|Fire Blight Symptoms on Pear||Fire Blight Model Output in FieldClimate.com|
The model requires the user to recognize specific and ever-changing local events and aspects of their orchard that may increase or decrease fire blight risk relative to other orchards in the region. The model requires the user to assume there is a risk of fire blight infection whenever blossoms are present on the trees, especially during the petal fall and "post bloom" period, when scattered blossoms may remain on many apple and pear varieties. The model user is asked to carefully assess the situation on their specific site and to initiate control measures if blossoms are present, risk levels are "High" or "Extreme," and blossom wetting is likely to occur sometime during the next 24 hours.
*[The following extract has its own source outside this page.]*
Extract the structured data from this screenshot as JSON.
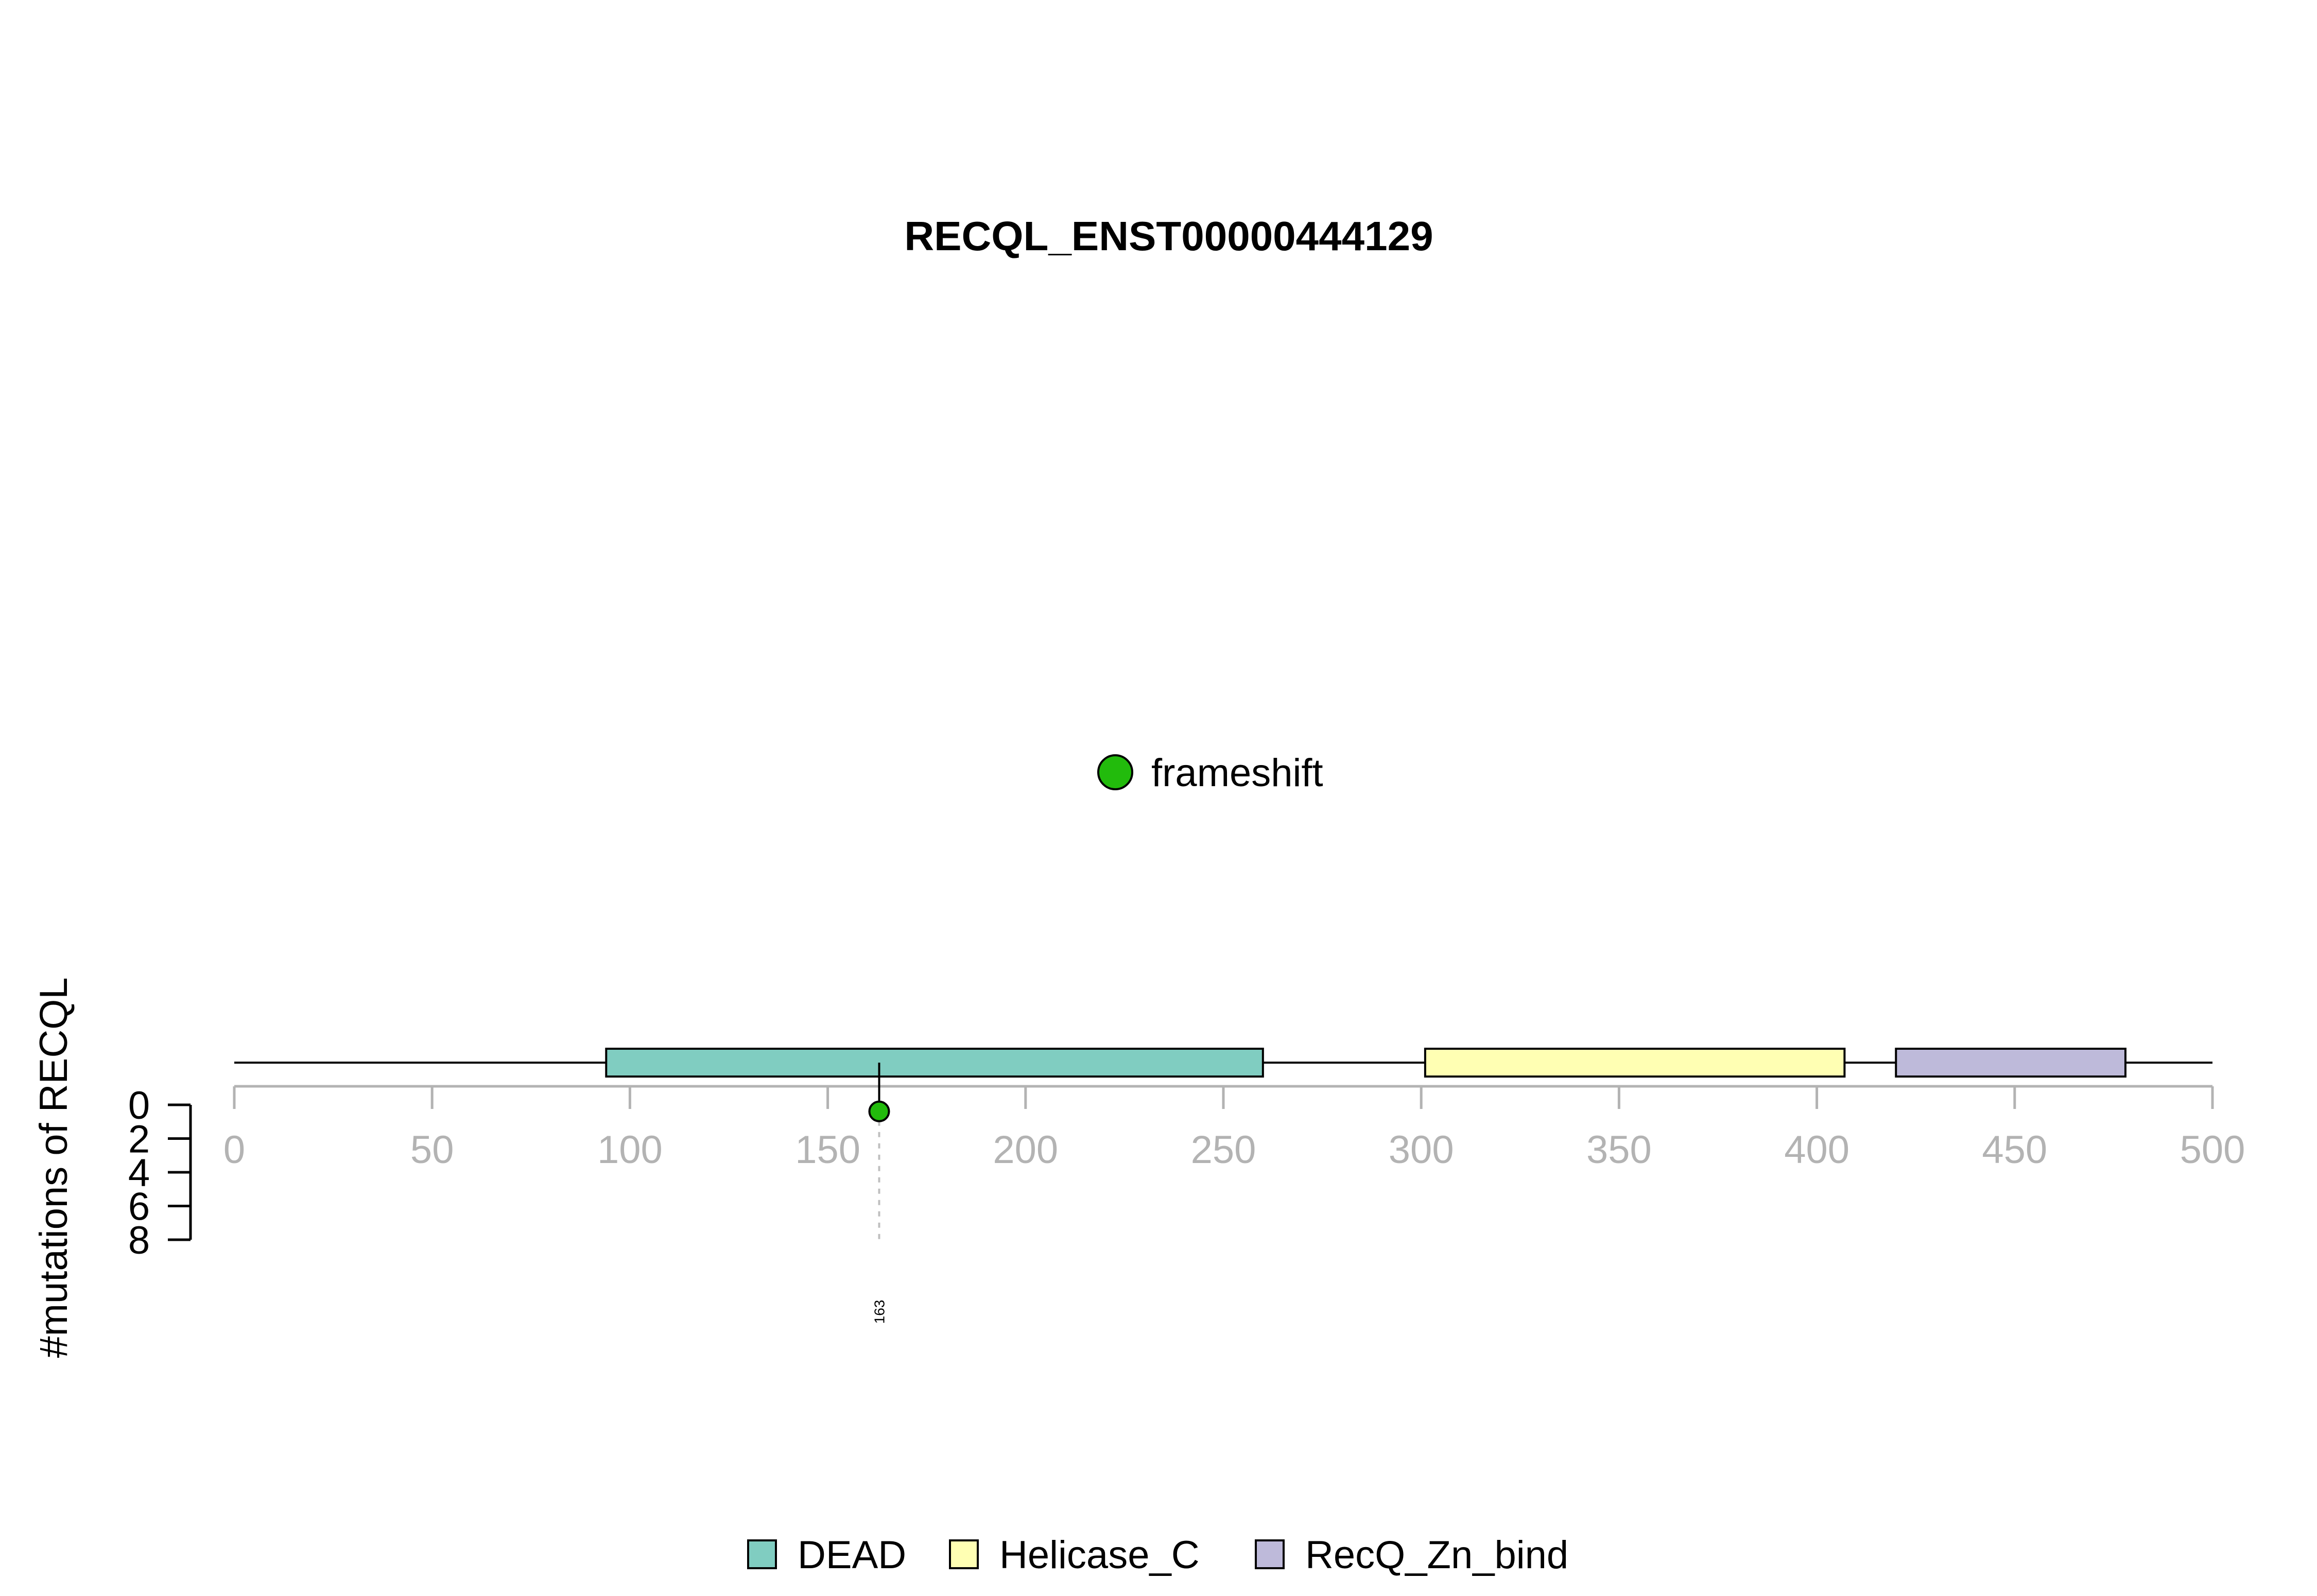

Model Structure: Temperatures and Wetness: The key Fire Blight process that must be modeled is the potential for bacterial growth on the stigmas of apple and pear flowers. This growth is temperature dependent, so dependable prediction of infection risk requires the use of a measurement method that most accurately reflects the growth of Erwinia amylovora colonies. The main disagreement among modelers is how this should be done.
The Cougar blight model estimates bacterial growth rate with degree hours based on a specific growth rate curve. This growth curve is based on the growth rate of E. amylovora bacteria in laboratory tests. The degree hour values are accumulated each hour of the day that temperatures are over 15 °C. The hourly values increase as temperatures rise from 15 °C to 29°C, decline at higher temperatures, and reach zero for any hour with temperatures over 40°C.
In FieldClimate.com both models are displayed in the same figure. The Fireblight DIV model is based on Courgarblight and the Blossomblight Model is based on Maryblight.